Art et Artistes

La céramique

La céramique

La Céramique

par PIERRE NORMANDEAU

À l’occasion du Deuxième Congrès de la Langue Française en Amérique tenu à Québec en juin 1937, j’ai pu démontrer que la céramique fut, jadis, assez florissante dans notre province. Quelques-unes des fabriques étaient organisées comme de véritables usines industrielles, mais la majorité étaient artisanales. Au commencement de ce siècle elles étaient presque toutes disparues ; quelques potiers vivent encore qui y travaillèrent et par eux nous pouvons connaître un peu la vie de ces établissements.

Je n’ai pas le dessein d’analyser ici les causes de la disparition de cette industrie (ou de cet art) mais de dire quelques mots des modestes essais de fabrication plus récents et de leur extension possible dans la province.

Les multiples aspects que peut prendre la matière céramique : porcelaine, grès, faïences et terres – cuites de toutes sortes, ses qualités décoratives, son caractère de dureté et, dans certains cas, de propreté (par exemple de dallage du sol de carreaux de grès) lui ont fait la part très large dans la vie moderne. La poterie est appréciée aujourd’hui dans tous les pays, comme matériau de construction ou de revêtement, sous forme d’objet utilitaire et comme expression d’art. Au Canada, l’intérêt que nous manifestons dans tous ces domaines est limité. Nous utilisons largement la brique à l’extérieur, c’est une matière idéale sous notre climat, ainsi que le carreau dans les salles de bains, mais de formes et de dimensions standardisées.

Nous ignorons les autres possibilités qu’offrent la terre – cuite et la faïence. Les objets d’art céramique importés de l’étranger, œuvres d’artistes originales ou de série, sont appréciées en Québec, mais on ne peut pratiquement trouver dans la province, aucune manifestation ou tentative d’expression nationale.

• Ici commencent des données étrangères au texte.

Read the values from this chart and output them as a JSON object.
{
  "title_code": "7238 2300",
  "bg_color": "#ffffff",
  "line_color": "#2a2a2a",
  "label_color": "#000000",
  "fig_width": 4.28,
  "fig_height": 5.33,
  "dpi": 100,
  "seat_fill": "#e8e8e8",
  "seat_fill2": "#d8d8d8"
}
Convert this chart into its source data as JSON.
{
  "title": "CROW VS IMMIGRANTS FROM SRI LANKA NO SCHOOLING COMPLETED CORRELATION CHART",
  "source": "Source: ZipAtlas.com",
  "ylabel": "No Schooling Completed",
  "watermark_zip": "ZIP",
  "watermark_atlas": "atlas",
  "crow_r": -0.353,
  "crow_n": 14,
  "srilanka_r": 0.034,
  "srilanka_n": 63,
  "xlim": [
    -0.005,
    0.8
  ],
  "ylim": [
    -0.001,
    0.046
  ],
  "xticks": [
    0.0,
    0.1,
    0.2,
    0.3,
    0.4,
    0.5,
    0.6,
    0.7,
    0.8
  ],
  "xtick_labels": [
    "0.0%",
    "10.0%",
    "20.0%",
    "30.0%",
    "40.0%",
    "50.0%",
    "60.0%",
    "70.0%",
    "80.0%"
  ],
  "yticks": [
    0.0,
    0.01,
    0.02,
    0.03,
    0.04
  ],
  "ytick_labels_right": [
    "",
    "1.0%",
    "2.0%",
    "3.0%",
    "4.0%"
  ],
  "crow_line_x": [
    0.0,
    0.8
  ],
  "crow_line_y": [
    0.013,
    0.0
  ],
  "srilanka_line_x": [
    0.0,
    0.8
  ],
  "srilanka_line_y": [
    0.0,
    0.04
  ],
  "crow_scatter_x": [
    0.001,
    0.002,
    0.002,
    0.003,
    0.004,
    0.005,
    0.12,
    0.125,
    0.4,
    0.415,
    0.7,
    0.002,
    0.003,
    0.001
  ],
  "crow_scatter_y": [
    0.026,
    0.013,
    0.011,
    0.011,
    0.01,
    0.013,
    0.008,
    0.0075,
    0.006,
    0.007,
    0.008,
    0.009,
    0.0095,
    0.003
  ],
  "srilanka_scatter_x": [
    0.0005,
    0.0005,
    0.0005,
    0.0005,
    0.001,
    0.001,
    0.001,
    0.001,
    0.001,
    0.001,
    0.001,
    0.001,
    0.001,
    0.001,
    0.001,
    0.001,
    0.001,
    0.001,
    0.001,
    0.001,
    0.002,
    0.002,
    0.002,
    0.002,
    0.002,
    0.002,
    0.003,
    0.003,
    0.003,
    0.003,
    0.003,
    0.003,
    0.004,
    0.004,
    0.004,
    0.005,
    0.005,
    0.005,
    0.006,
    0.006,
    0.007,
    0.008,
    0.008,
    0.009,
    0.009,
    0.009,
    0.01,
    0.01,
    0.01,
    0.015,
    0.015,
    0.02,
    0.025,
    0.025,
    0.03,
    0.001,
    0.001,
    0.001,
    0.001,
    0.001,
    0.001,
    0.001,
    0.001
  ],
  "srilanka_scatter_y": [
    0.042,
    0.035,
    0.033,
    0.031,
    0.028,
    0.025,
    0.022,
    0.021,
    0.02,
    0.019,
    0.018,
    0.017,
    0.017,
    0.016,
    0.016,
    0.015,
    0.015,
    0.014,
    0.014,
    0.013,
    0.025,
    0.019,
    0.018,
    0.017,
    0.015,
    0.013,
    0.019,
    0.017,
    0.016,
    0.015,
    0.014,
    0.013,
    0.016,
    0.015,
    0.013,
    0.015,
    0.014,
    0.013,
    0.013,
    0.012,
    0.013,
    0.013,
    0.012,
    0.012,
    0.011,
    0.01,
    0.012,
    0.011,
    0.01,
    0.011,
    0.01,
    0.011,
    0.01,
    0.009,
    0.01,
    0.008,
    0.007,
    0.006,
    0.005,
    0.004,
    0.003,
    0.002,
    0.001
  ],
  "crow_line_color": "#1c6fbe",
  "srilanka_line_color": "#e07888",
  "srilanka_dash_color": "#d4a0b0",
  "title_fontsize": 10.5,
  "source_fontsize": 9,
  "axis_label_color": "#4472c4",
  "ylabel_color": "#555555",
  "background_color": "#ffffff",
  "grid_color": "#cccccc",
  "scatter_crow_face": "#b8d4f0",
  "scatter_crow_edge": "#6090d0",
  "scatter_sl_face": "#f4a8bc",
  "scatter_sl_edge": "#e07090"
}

Il a été dit, pour excuser notre peu d’activité dans le métier céramique, que nous ne possédons pas de belles matières premières. Notre sous-sol n’est peut-être pas très riche en argiles fines, mais n’y aurait-il pas lieu, considérant les commodités du transport moderne, d’employer, en partie, des matières de l’étranger, comme cela se pratique par exemple à l’usine de produits sanitaires de Saint-Jean-d’Iberville ?

Nous avons des sables siliceux, de beaux feldspaths, et, en moindre quantité, du kaolin qui n’est pas partout exploité. Il y aurait là suffisamment pour l’établissement d’une fabrique de porcelaine, matière très appréciée et pour ainsi pas fabriquée aux États-Unis. Cette industrie a l’avantage de pouvoir employer largement le travail manuel.

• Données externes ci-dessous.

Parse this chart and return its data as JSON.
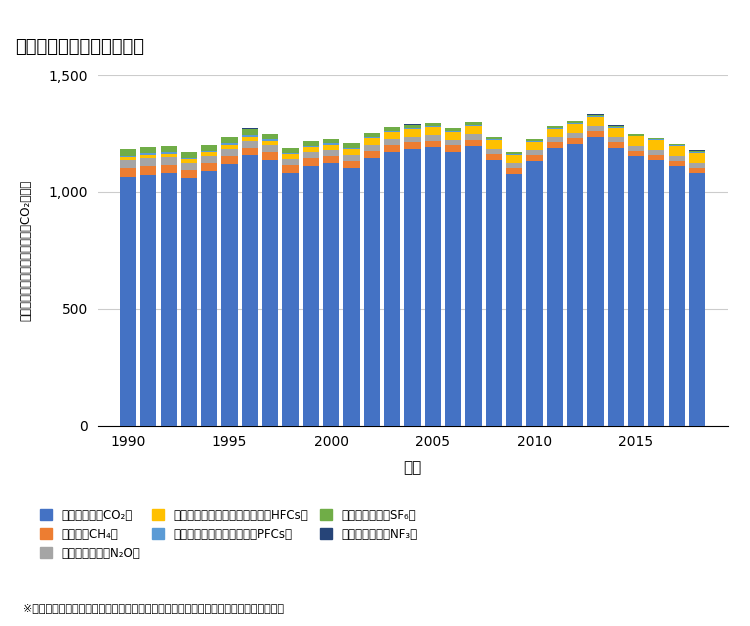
{
  "title": "日本の温室効果ガス排出量",
  "xlabel": "年度",
  "ylabel": "温室効果ガス排出量（百万トンCO₂換算）",
  "ylim": [
    0,
    1500
  ],
  "yticks": [
    0,
    500,
    1000,
    1500
  ],
  "years": [
    1990,
    1991,
    1992,
    1993,
    1994,
    1995,
    1996,
    1997,
    1998,
    1999,
    2000,
    2001,
    2002,
    2003,
    2004,
    2005,
    2006,
    2007,
    2008,
    2009,
    2010,
    2011,
    2012,
    2013,
    2014,
    2015,
    2016,
    2017,
    2018
  ],
  "CO2": [
    1066,
    1074,
    1080,
    1058,
    1088,
    1121,
    1157,
    1138,
    1083,
    1113,
    1122,
    1104,
    1147,
    1171,
    1184,
    1191,
    1172,
    1197,
    1136,
    1077,
    1133,
    1188,
    1207,
    1235,
    1189,
    1152,
    1135,
    1109,
    1080
  ],
  "CH4": [
    38,
    38,
    37,
    36,
    35,
    34,
    33,
    33,
    32,
    31,
    30,
    30,
    29,
    29,
    28,
    28,
    27,
    27,
    26,
    26,
    25,
    25,
    25,
    25,
    24,
    24,
    24,
    23,
    23
  ],
  "N2O": [
    32,
    32,
    31,
    31,
    30,
    30,
    30,
    29,
    28,
    27,
    27,
    26,
    26,
    26,
    25,
    25,
    24,
    24,
    23,
    22,
    22,
    22,
    21,
    21,
    21,
    20,
    20,
    20,
    19
  ],
  "HFCs": [
    12,
    13,
    14,
    14,
    16,
    16,
    17,
    18,
    19,
    21,
    23,
    25,
    27,
    29,
    31,
    33,
    34,
    36,
    36,
    34,
    35,
    36,
    38,
    40,
    40,
    42,
    43,
    44,
    46
  ],
  "PFCs": [
    8,
    8,
    8,
    8,
    7,
    7,
    7,
    7,
    6,
    6,
    6,
    5,
    5,
    5,
    5,
    4,
    4,
    4,
    4,
    3,
    3,
    3,
    3,
    3,
    3,
    3,
    3,
    3,
    3
  ],
  "SF6": [
    28,
    27,
    26,
    25,
    26,
    27,
    27,
    24,
    21,
    20,
    19,
    18,
    17,
    16,
    15,
    14,
    13,
    12,
    11,
    10,
    9,
    8,
    8,
    7,
    7,
    7,
    6,
    6,
    6
  ],
  "NF3": [
    1,
    1,
    1,
    1,
    1,
    1,
    1,
    1,
    1,
    1,
    1,
    1,
    1,
    1,
    1,
    1,
    1,
    1,
    1,
    1,
    1,
    1,
    1,
    1,
    1,
    1,
    1,
    1,
    1
  ],
  "colors": {
    "CO2": "#4472C4",
    "CH4": "#ED7D31",
    "N2O": "#A5A5A5",
    "HFCs": "#FFC000",
    "PFCs": "#5B9BD5",
    "SF6": "#70AD47",
    "NF3": "#264478"
  },
  "legend_labels": {
    "CO2": "二酸化炭素（CO₂）",
    "CH4": "メタン（CH₄）",
    "N2O": "一酸化二窒素（N₂O）",
    "HFCs": "ハイドロフルオロカーボン類（HFCs）",
    "PFCs": "パーフルオロカーボン類（PFCs）",
    "SF6": "六ふっ化硫黄（SF₆）",
    "NF3": "三ふっ化窒素（NF₃）"
  },
  "footnote": "※出典　温室効果ガスインベントリオフィス（国立環境研究所）のデータをもとに作成",
  "xticks": [
    1990,
    1995,
    2000,
    2005,
    2010,
    2015
  ],
  "background_color": "#FFFFFF"
}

Les argiles, dites communes, que nous possédons en abondance peuvent servir à faire des choses très belles. L’on peut voir, actuellement, dans les grands magasins de Montréal, de ia poterie faite avec de semblables argiles, services de table, vases, etc., qui vient d’Italie. Elle se distingue de la production courante par son cachet d’originalité et se vend fort bien.

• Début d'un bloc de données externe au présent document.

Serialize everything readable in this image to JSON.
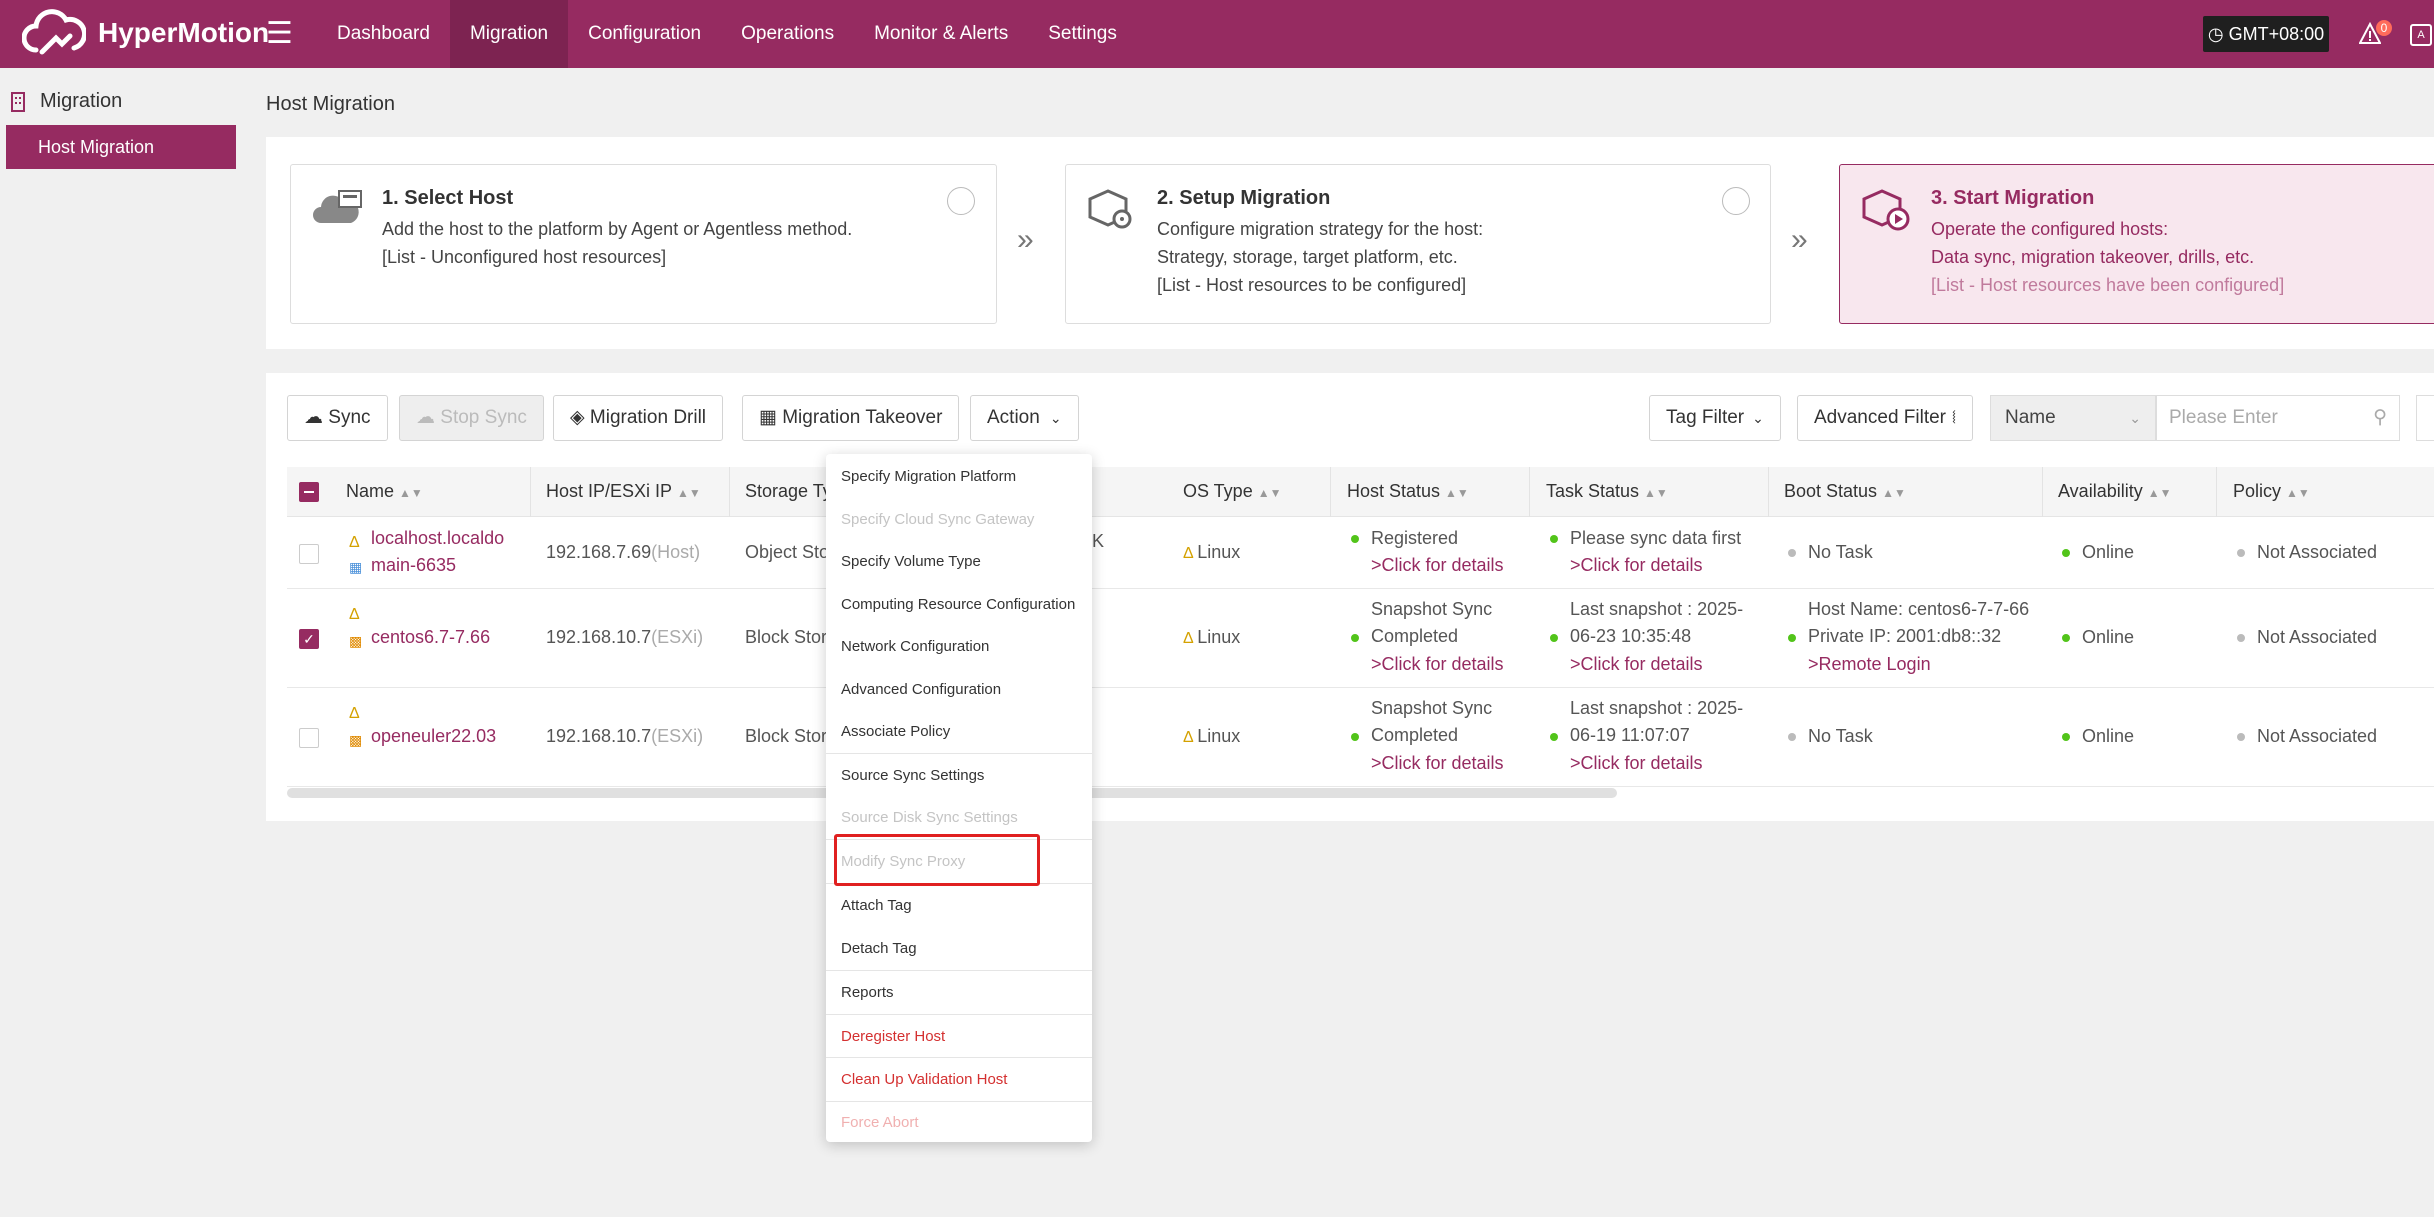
{
  "app": {
    "name": "HyperMotion"
  },
  "nav": {
    "items": [
      "Dashboard",
      "Migration",
      "Configuration",
      "Operations",
      "Monitor & Alerts",
      "Settings"
    ],
    "active": "Migration"
  },
  "header": {
    "timezone": "GMT+08:00",
    "alert_count": "0",
    "lang_label": "A"
  },
  "sidebar": {
    "section": "Migration",
    "items": [
      {
        "label": "Host Migration",
        "active": true
      }
    ]
  },
  "page": {
    "title": "Host Migration"
  },
  "steps": [
    {
      "title": "1. Select Host",
      "lines": [
        "Add the host to the platform by Agent or Agentless method.",
        "[List - Unconfigured host resources]"
      ]
    },
    {
      "title": "2. Setup Migration",
      "lines": [
        "Configure migration strategy for the host:",
        "Strategy, storage, target platform, etc.",
        "[List - Host resources to be configured]"
      ]
    },
    {
      "title": "3. Start Migration",
      "lines": [
        "Operate the configured hosts:",
        "Data sync, migration takeover, drills, etc.",
        "[List - Host resources have been configured]"
      ],
      "active": true
    }
  ],
  "toolbar": {
    "sync": "Sync",
    "stop_sync": "Stop Sync",
    "migration_drill": "Migration Drill",
    "migration_takeover": "Migration Takeover",
    "action": "Action",
    "tag_filter": "Tag Filter",
    "advanced_filter": "Advanced Filter",
    "search_field": "Name",
    "search_placeholder": "Please Enter"
  },
  "table": {
    "columns": [
      "Name",
      "Host IP/ESXi IP",
      "Storage Ty",
      "OS Type",
      "Host Status",
      "Task Status",
      "Boot Status",
      "Availability",
      "Policy"
    ],
    "rows": [
      {
        "name_line1": "localhost.localdo",
        "name_line2": "main-6635",
        "ip": "192.168.7.69",
        "ip_type": "(Host)",
        "storage": "Object Sto",
        "storage_tail": "K",
        "os": "Linux",
        "host_status": [
          "Registered"
        ],
        "host_status_link": ">Click for details",
        "task_status": [
          "Please sync data first"
        ],
        "task_status_link": ">Click for details",
        "boot_status": [
          "No Task"
        ],
        "availability": "Online",
        "policy": "Not Associated",
        "checked": false
      },
      {
        "name_line1": "centos6.7-7.66",
        "ip": "192.168.10.7",
        "ip_type": "(ESXi)",
        "storage": "Block Stora",
        "os": "Linux",
        "host_status": [
          "Snapshot Sync",
          "Completed"
        ],
        "host_status_link": ">Click for details",
        "task_status": [
          "Last snapshot : 2025-",
          "06-23 10:35:48"
        ],
        "task_status_link": ">Click for details",
        "boot_status": [
          "Host Name: centos6-7-7-66",
          "Private IP: 2001:db8::32"
        ],
        "boot_status_link": ">Remote Login",
        "availability": "Online",
        "policy": "Not Associated",
        "checked": true
      },
      {
        "name_line1": "openeuler22.03",
        "ip": "192.168.10.7",
        "ip_type": "(ESXi)",
        "storage": "Block Stora",
        "os": "Linux",
        "host_status": [
          "Snapshot Sync",
          "Completed"
        ],
        "host_status_link": ">Click for details",
        "task_status": [
          "Last snapshot : 2025-",
          "06-19 11:07:07"
        ],
        "task_status_link": ">Click for details",
        "boot_status": [
          "No Task"
        ],
        "availability": "Online",
        "policy": "Not Associated",
        "checked": false
      }
    ]
  },
  "action_menu": {
    "items": [
      {
        "label": "Specify Migration Platform",
        "state": "enabled"
      },
      {
        "label": "Specify Cloud Sync Gateway",
        "state": "disabled"
      },
      {
        "label": "Specify Volume Type",
        "state": "enabled"
      },
      {
        "label": "Computing Resource Configuration",
        "state": "enabled"
      },
      {
        "label": "Network Configuration",
        "state": "enabled"
      },
      {
        "label": "Advanced Configuration",
        "state": "enabled"
      },
      {
        "label": "Associate Policy",
        "state": "enabled"
      },
      {
        "label": "Source Sync Settings",
        "state": "enabled"
      },
      {
        "label": "Source Disk Sync Settings",
        "state": "disabled"
      },
      {
        "label": "Modify Sync Proxy",
        "state": "disabled",
        "highlighted": true
      },
      {
        "label": "Attach Tag",
        "state": "enabled"
      },
      {
        "label": "Detach Tag",
        "state": "enabled"
      },
      {
        "label": "Reports",
        "state": "enabled"
      },
      {
        "label": "Deregister Host",
        "state": "danger"
      },
      {
        "label": "Clean Up Validation Host",
        "state": "danger"
      },
      {
        "label": "Force Abort",
        "state": "danger-disabled"
      }
    ]
  },
  "colors": {
    "brand": "#962b61",
    "online": "#52c41a",
    "danger": "#d43030",
    "highlight": "#e02020"
  }
}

La Canadian Handicrafts Guild qui cherche à encourager nos artisans en les groupant et en organisant la vente de leur production, présente chaque année à son exposition à Montréal, une section de céramique où il est rare de voir des pièces de la province de Québec. Elles sont pour la plupart l’œuvre de potiers – amateurs ou d’artisans de l’Ontario, du Nouveau-Brunswick (où il y a une usine bien connue), de l’Île-du-Prince-Édouard et de quelques provinces de l’Ouest. On pouvait voir, cette année, un certain nombre de pièces, œuvre d’un groupe de potiers du Nouveau-Brunswick qui montraient en dehors de leur valeur artistique, une qualité céramique que nous n’avions pas encore remarquée dans la production canadienne.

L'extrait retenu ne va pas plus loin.